“Le spose della Luna” di Emma Fenu

“Le spose della Luna” di Emma Fenu

“Le spose della Luna” di Emma Fenu

Recensione di Maria Cristina Sferra

Le spose della luna

“Le spose della Luna” è un romanzo di Emma Fenu, edito da Officina Milena nel 2020.

Sardegna, aspra e antica isola di rocce, montagne e gente silenziosa. Un entroterra misterioso come un ventre materno che custodisce figli e segreti. Una società di donne avvezze alla durezza della vita e di uomini spesso lontani da casa, sui monti a pascolare le greggi o in fuga per salvare la pelle. Due famiglie rivali che piangono i morti di una faida che sembra non avere mai fine.

Qui, nei primi anni del ’900, si svolge la storia di Franzisca che, ingiustamente accusata di omicidio, si dà alla macchia, trovando riparo in una grotta sulla montagna e diventando bandita tra i banditi.

La giovane fugge un destino segnato, per salvare se stessa e preservare il sentimento puro che nutre per Istevani, anch’egli bandito, che ne ricambia l’amore.

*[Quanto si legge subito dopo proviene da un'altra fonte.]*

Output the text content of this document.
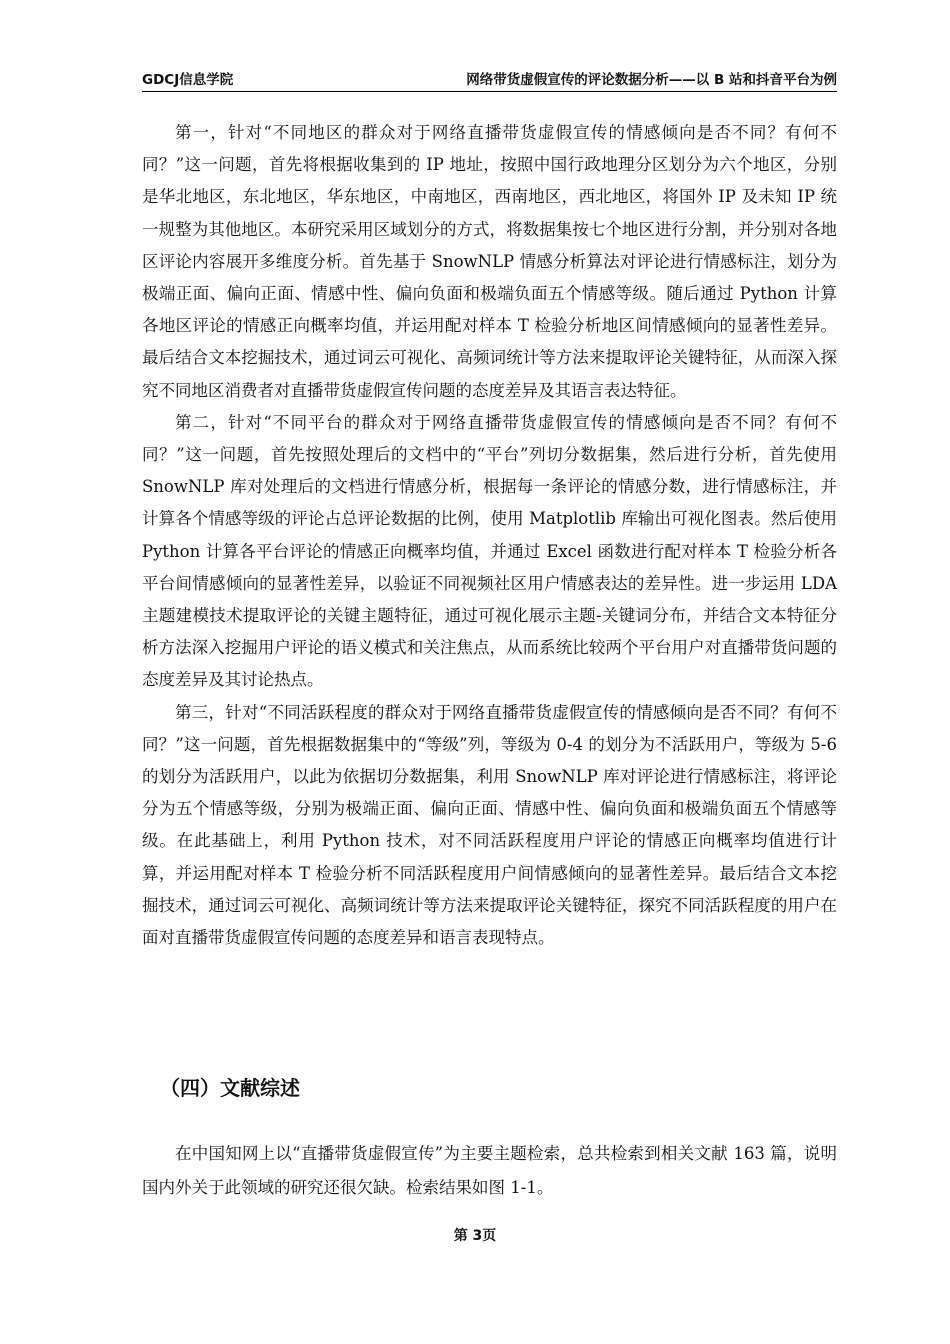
GDCJ信息学院	网络带货虚假宣传的评论数据分析——以 B 站和抖音平台为例

第一，针对“不同地区的群众对于网络直播带货虚假宣传的情感倾向是否不同？有何不同？”这一问题，首先将根据收集到的 IP 地址，按照中国行政地理分区划分为六个地区，分别是华北地区，东北地区，华东地区，中南地区，西南地区，西北地区，将国外 IP 及未知 IP 统一规整为其他地区。本研究采用区域划分的方式，将数据集按七个地区进行分割，并分别对各地区评论内容展开多维度分析。首先基于 SnowNLP 情感分析算法对评论进行情感标注，划分为极端正面、偏向正面、情感中性、偏向负面和极端负面五个情感等级。随后通过 Python 计算各地区评论的情感正向概率均值，并运用配对样本 T 检验分析地区间情感倾向的显著性差异。最后结合文本挖掘技术，通过词云可视化、高频词统计等方法来提取评论关键特征，从而深入探究不同地区消费者对直播带货虚假宣传问题的态度差异及其语言表达特征。

第二，针对“不同平台的群众对于网络直播带货虚假宣传的情感倾向是否不同？有何不同？”这一问题，首先按照处理后的文档中的“平台”列切分数据集，然后进行分析，首先使用 SnowNLP 库对处理后的文档进行情感分析，根据每一条评论的情感分数，进行情感标注，并计算各个情感等级的评论占总评论数据的比例，使用 Matplotlib 库输出可视化图表。然后使用 Python 计算各平台评论的情感正向概率均值，并通过 Excel 函数进行配对样本 T 检验分析各平台间情感倾向的显著性差异，以验证不同视频社区用户情感表达的差异性。进一步运用 LDA 主题建模技术提取评论的关键主题特征，通过可视化展示主题-关键词分布，并结合文本特征分析方法深入挖掘用户评论的语义模式和关注焦点，从而系统比较两个平台用户对直播带货问题的态度差异及其讨论热点。

第三，针对“不同活跃程度的群众对于网络直播带货虚假宣传的情感倾向是否不同？有何不同？”这一问题，首先根据数据集中的“等级”列，等级为 0-4 的划分为不活跃用户，等级为 5-6 的划分为活跃用户，以此为依据切分数据集，利用 SnowNLP 库对评论进行情感标注，将评论分为五个情感等级，分别为极端正面、偏向正面、情感中性、偏向负面和极端负面五个情感等级。在此基础上，利用 Python 技术，对不同活跃程度用户评论的情感正向概率均值进行计算，并运用配对样本 T 检验分析不同活跃程度用户间情感倾向的显著性差异。最后结合文本挖掘技术，通过词云可视化、高频词统计等方法来提取评论关键特征，探究不同活跃程度的用户在面对直播带货虚假宣传问题的态度差异和语言表现特点。

（四）文献综述

在中国知网上以“直播带货虚假宣传”为主要主题检索，总共检索到相关文献 163 篇，说明国内外关于此领域的研究还很欠缺。检索结果如图 1-1。

第 3页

“Come la Luna è bianco il tuo viso; come le cime della montagna sono i tuoi zigomi; come querce sotto la pioggia sono i tuoi capelli; come una fonte secca sono le tue labbra che posso solo baciare.”

Le protagoniste del romanzo sono le donne che ruotano intorno alla vicenda. Le donne che tirano i fili della Storia tessendone la trama e l’ordito secondo antichi rituali. Le donne che conservano insieme la sapienza del pane, la dolcezza del miele, la durezza del granito. Le donne che praticano la magia, bianca o nera secondo il colore dell’anima di chi la utilizza.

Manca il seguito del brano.